The biggest problem for Aurora Cannabis is that it appears to have overpaid for its more than a dozen acquisitions since August 2016. The most egregious of these deals is the 2.64 billion Canadian dollars paid to acquire MedReleaf. With the Exeter facility now on sale – Exeter is a vegetable growing greenhouse that was supposed to be refurbished to produce at least 105,000 kilograms of pot per year – the costly C $ 2.64 billion deal does allowed Aurora to gain only 35,000 pounds of output and branding from MedReleaf. It’s massive depreciation waiting to happen.
Additionally, Aurora Cannabis does not appear to achieve operating profitability in fiscal 2020, and the company may struggle to meet its existing debt repayment obligations, according to some people on Wall Street. Although it trades below its book value, Aurora Cannabis is most definitely a jar stock to be avoided.
iAnthus Capital Holdings: accounting price of 0.6
It is important to realize that the book values ââof jar stocks are also low in the United States. Vertically integrated multistate operator iAnthus Capital Holdings (OTC: ITHUF), which is present in 11 states and 30 open dispensaries, is priced perhaps the lowest of any marijuana inventory. However, as with Aurora Cannabis, bad negotiation seems to be its downfall.
In February, iAnthus Capital entered into what would, at the time, be the largest marijuana deal in the United States in history. Unfortunately, the all-equity acquisition of MPX Bioceutical is responsible for the majority of the $ 440.4 million in goodwill (i.e. in US dollars) that the company carried on its balance sheet at the end of September. For context, iAnthus’ goodwill is 55% greater than the company’s current market capitalization, and it represents 53% of its $ 831.6 million in total assets.

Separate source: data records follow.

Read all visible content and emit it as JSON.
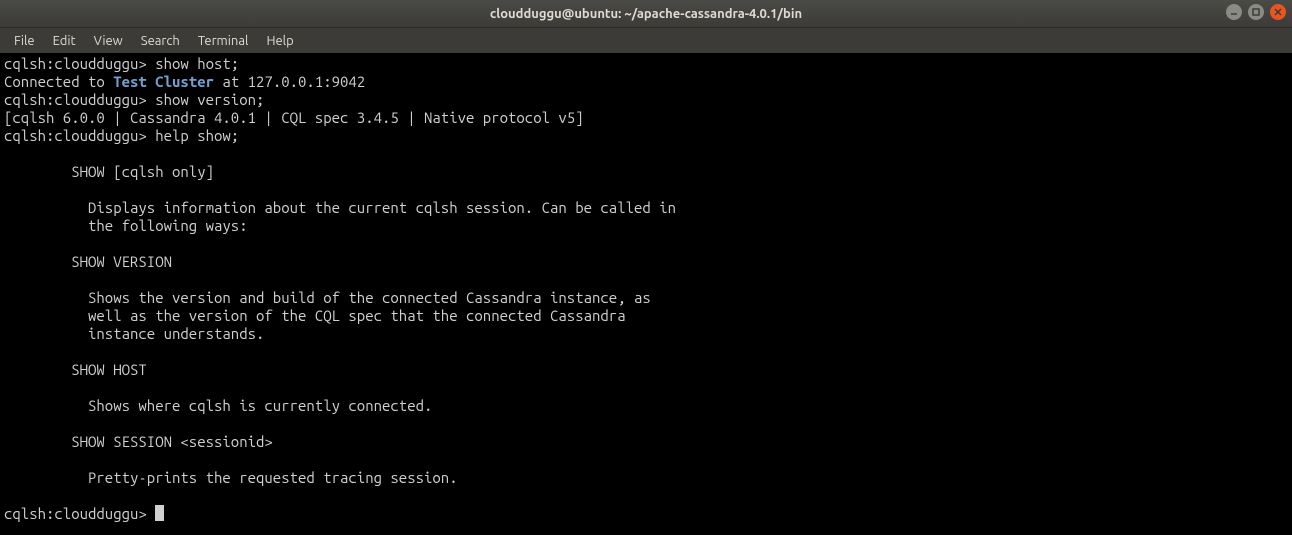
{
  "titlebar": {
    "text": "cloudduggu@ubuntu: ~/apache-cassandra-4.0.1/bin"
  },
  "menubar": {
    "items": [
      "File",
      "Edit",
      "View",
      "Search",
      "Terminal",
      "Help"
    ]
  },
  "terminal": {
    "prompt": "cqlsh:cloudduggu> ",
    "lines": {
      "l0_prompt": "cqlsh:cloudduggu> ",
      "l0_cmd": "show host;",
      "l1a": "Connected to ",
      "l1b_kw": "Test Cluster",
      "l1c": " at 127.0.0.1:9042",
      "l2_prompt": "cqlsh:cloudduggu> ",
      "l2_cmd": "show version;",
      "l3": "[cqlsh 6.0.0 | Cassandra 4.0.1 | CQL spec 3.4.5 | Native protocol v5]",
      "l4_prompt": "cqlsh:cloudduggu> ",
      "l4_cmd": "help show;",
      "l5": "",
      "l6": "        SHOW [cqlsh only]",
      "l7": "",
      "l8": "          Displays information about the current cqlsh session. Can be called in",
      "l9": "          the following ways:",
      "l10": "",
      "l11": "        SHOW VERSION",
      "l12": "",
      "l13": "          Shows the version and build of the connected Cassandra instance, as",
      "l14": "          well as the version of the CQL spec that the connected Cassandra",
      "l15": "          instance understands.",
      "l16": "",
      "l17": "        SHOW HOST",
      "l18": "",
      "l19": "          Shows where cqlsh is currently connected.",
      "l20": "",
      "l21": "        SHOW SESSION <sessionid>",
      "l22": "",
      "l23": "          Pretty-prints the requested tracing session.",
      "l24": "",
      "l25_prompt": "cqlsh:cloudduggu> "
    }
  }
}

And it’s getting worse and worse. Like Aurora, iAnthus has a large portion of its total assets classified as intangible assets – $ 177.5 million, to be exact. This means that 74% of the company’s total assets are built by crossing our fingers and hoping everything goes according to plan.
While iAnthus is well positioned in a handful of US states and is expected to see sales increase significantly in 2020, it’s hard to ignore the high likelihood of depreciation in the not-so-distant future.

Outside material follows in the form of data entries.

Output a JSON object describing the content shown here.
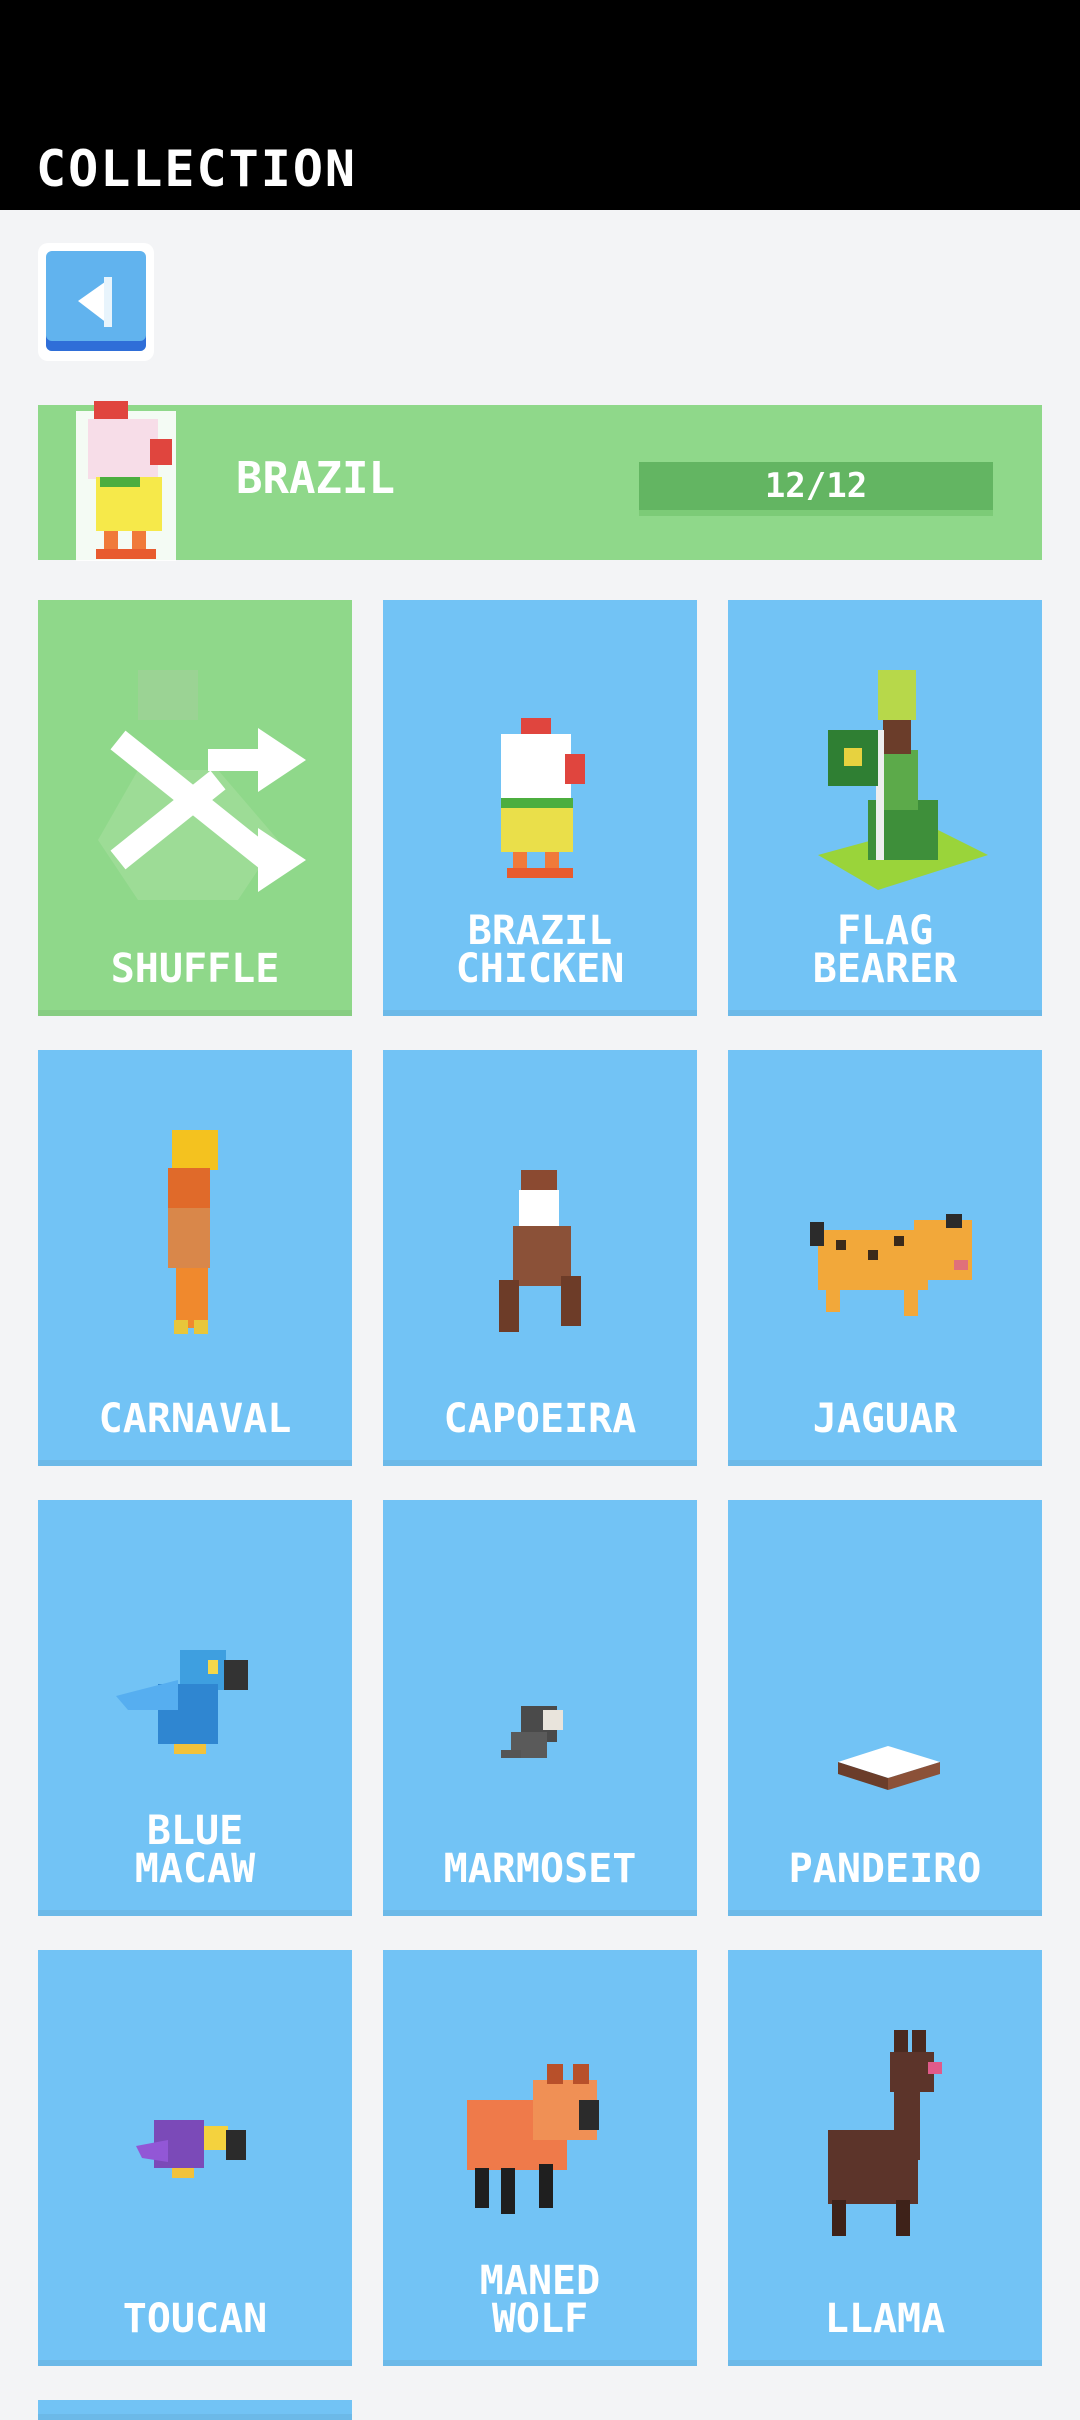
{
  "header": {
    "title": "COLLECTION"
  },
  "back": {
    "icon": "back-arrow-icon"
  },
  "banner": {
    "country": "BRAZIL",
    "progress_text": "12/12",
    "progress_fraction": 1.0
  },
  "cards": [
    {
      "label": "SHUFFLE",
      "kind": "shuffle"
    },
    {
      "label": "BRAZIL\nCHICKEN",
      "kind": "chicken"
    },
    {
      "label": "FLAG\nBEARER",
      "kind": "flag"
    },
    {
      "label": "CARNAVAL",
      "kind": "carnaval"
    },
    {
      "label": "CAPOEIRA",
      "kind": "capoeira"
    },
    {
      "label": "JAGUAR",
      "kind": "jaguar"
    },
    {
      "label": "BLUE\nMACAW",
      "kind": "macaw"
    },
    {
      "label": "MARMOSET",
      "kind": "marmoset"
    },
    {
      "label": "PANDEIRO",
      "kind": "pandeiro"
    },
    {
      "label": "TOUCAN",
      "kind": "toucan"
    },
    {
      "label": "MANED\nWOLF",
      "kind": "wolf"
    },
    {
      "label": "LLAMA",
      "kind": "llama"
    }
  ],
  "colors": {
    "card_blue": "#72c3f5",
    "card_green": "#8fd88a",
    "progress": "#63b562"
  }
}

CannTrust Holdings: accounting price of 0.85
Last, but not least, the struggling marijuana stock CannTrust Holdings (OTC: CNTTQ) is valued at only 85% of its book value. While that too may sound like a big discount, there are a number of reasons behind CannTrust’s bottom feed valuation.
On the one hand, the company admitted in July to illegally cultivating marijuana in five unlicensed theaters for a period of six months (October 2018-March 2019). This admission ultimately led to the sacking of former CEO Peter Aceto, the destruction of $ 58 million in illicitly grown pots, and the suspension of the cultivation and sale license by Health Canada in September. This suspension leaves the door open for CannTrust to reclaim its licenses this year, but at this time the company is unable to grow any new crops or sell any product.

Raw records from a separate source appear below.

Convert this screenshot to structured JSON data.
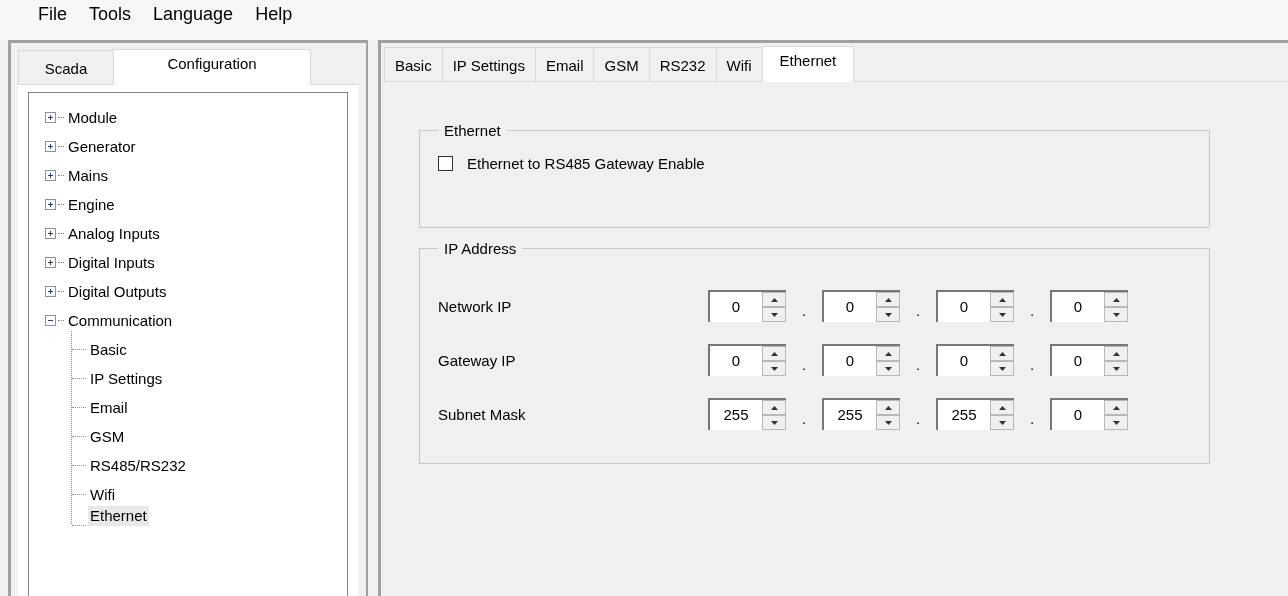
{
  "menu": [
    "File",
    "Tools",
    "Language",
    "Help"
  ],
  "left_tabs": [
    {
      "label": "Scada",
      "selected": false
    },
    {
      "label": "Configuration",
      "selected": true
    }
  ],
  "tree": [
    {
      "label": "Module",
      "expanded": false
    },
    {
      "label": "Generator",
      "expanded": false
    },
    {
      "label": "Mains",
      "expanded": false
    },
    {
      "label": "Engine",
      "expanded": false
    },
    {
      "label": "Analog Inputs",
      "expanded": false
    },
    {
      "label": "Digital Inputs",
      "expanded": false
    },
    {
      "label": "Digital Outputs",
      "expanded": false
    },
    {
      "label": "Communication",
      "expanded": true,
      "children": [
        {
          "label": "Basic",
          "selected": false
        },
        {
          "label": "IP Settings",
          "selected": false
        },
        {
          "label": "Email",
          "selected": false
        },
        {
          "label": "GSM",
          "selected": false
        },
        {
          "label": "RS485/RS232",
          "selected": false
        },
        {
          "label": "Wifi",
          "selected": false
        },
        {
          "label": "Ethernet",
          "selected": true
        }
      ]
    }
  ],
  "right_tabs": [
    {
      "label": "Basic",
      "selected": false
    },
    {
      "label": "IP Settings",
      "selected": false
    },
    {
      "label": "Email",
      "selected": false
    },
    {
      "label": "GSM",
      "selected": false
    },
    {
      "label": "RS232",
      "selected": false
    },
    {
      "label": "Wifi",
      "selected": false
    },
    {
      "label": "Ethernet",
      "selected": true
    }
  ],
  "ethernet_group": {
    "title": "Ethernet",
    "checkbox": {
      "label": "Ethernet to RS485 Gateway Enable",
      "checked": false
    }
  },
  "ip_group": {
    "title": "IP Address",
    "rows": [
      {
        "label": "Network IP",
        "octets": [
          "0",
          "0",
          "0",
          "0"
        ],
        "separator": "."
      },
      {
        "label": "Gateway IP",
        "octets": [
          "0",
          "0",
          "0",
          "0"
        ],
        "separator": "."
      },
      {
        "label": "Subnet Mask",
        "octets": [
          "255",
          "255",
          "255",
          "0"
        ],
        "separator": "."
      }
    ]
  }
}
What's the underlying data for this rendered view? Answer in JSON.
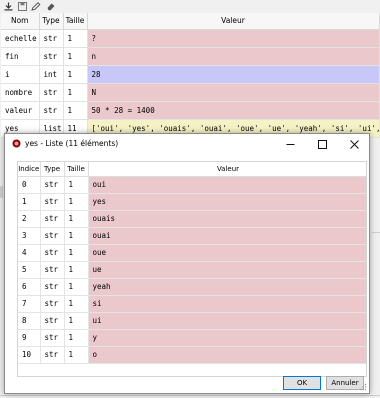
{
  "explorer": {
    "columns": [
      "Nom",
      "Type",
      "Taille",
      "Valeur"
    ],
    "rows": [
      {
        "name": "echelle",
        "type": "str",
        "size": "1",
        "value": "?"
      },
      {
        "name": "fin",
        "type": "str",
        "size": "1",
        "value": "n"
      },
      {
        "name": "i",
        "type": "int",
        "size": "1",
        "value": "28"
      },
      {
        "name": "nombre",
        "type": "str",
        "size": "1",
        "value": "N"
      },
      {
        "name": "valeur",
        "type": "str",
        "size": "1",
        "value": "50 * 28 = 1400"
      },
      {
        "name": "yes",
        "type": "list",
        "size": "11",
        "value": "['oui', 'yes', 'ouais', 'ouai', 'oue', 'ue', 'yeah', 'si', 'ui', 'y', ..."
      }
    ],
    "colors": {
      "str": "#ebc8cc",
      "int": "#c7c8f8",
      "list": "#f5f2c6"
    }
  },
  "dialog": {
    "title": "yes - Liste (11 éléments)",
    "columns": [
      "Indice",
      "Type",
      "Taille",
      "Valeur"
    ],
    "rows": [
      {
        "index": "0",
        "type": "str",
        "size": "1",
        "value": "oui"
      },
      {
        "index": "1",
        "type": "str",
        "size": "1",
        "value": "yes"
      },
      {
        "index": "2",
        "type": "str",
        "size": "1",
        "value": "ouais"
      },
      {
        "index": "3",
        "type": "str",
        "size": "1",
        "value": "ouai"
      },
      {
        "index": "4",
        "type": "str",
        "size": "1",
        "value": "oue"
      },
      {
        "index": "5",
        "type": "str",
        "size": "1",
        "value": "ue"
      },
      {
        "index": "6",
        "type": "str",
        "size": "1",
        "value": "yeah"
      },
      {
        "index": "7",
        "type": "str",
        "size": "1",
        "value": "si"
      },
      {
        "index": "8",
        "type": "str",
        "size": "1",
        "value": "ui"
      },
      {
        "index": "9",
        "type": "str",
        "size": "1",
        "value": "y"
      },
      {
        "index": "10",
        "type": "str",
        "size": "1",
        "value": "o"
      }
    ],
    "ok_label": "OK",
    "cancel_label": "Annuler"
  }
}
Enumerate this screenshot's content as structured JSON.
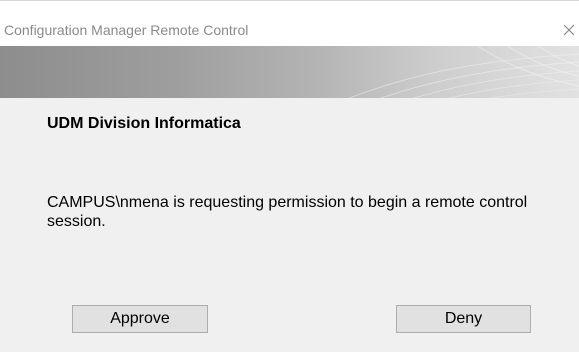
{
  "window": {
    "title": "Configuration Manager Remote Control",
    "close_icon": "close-icon"
  },
  "banner": {
    "decoration": "swoosh-lines"
  },
  "dialog": {
    "organization": "UDM Division Informatica",
    "message": "CAMPUS\\nmena is requesting permission to begin a remote control session.",
    "approve_label": "Approve",
    "deny_label": "Deny"
  }
}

Additionally, CannTrust has not released any of its operating results since May of last year. The company having been caught in the act of illicit growth, its previous income statements will have to be restated. It could take until the end of the first quarter of this year before the company releases any of its previous results. As a result, the company’s book value could turn out to be very different from the data we currently have.
While I see CannTrust as a very risky buy for the second half of 2020, its unusually low book value plays no role in this belief.
This article represents the opinion of the author, who may disagree with the âofficialâ recommendation position of a premium Motley Fool consulting service. We are heterogeneous! Challenging an investment thesis – even one of our own – helps us all to think critically about investing and make decisions that help us become smarter, happier, and richer.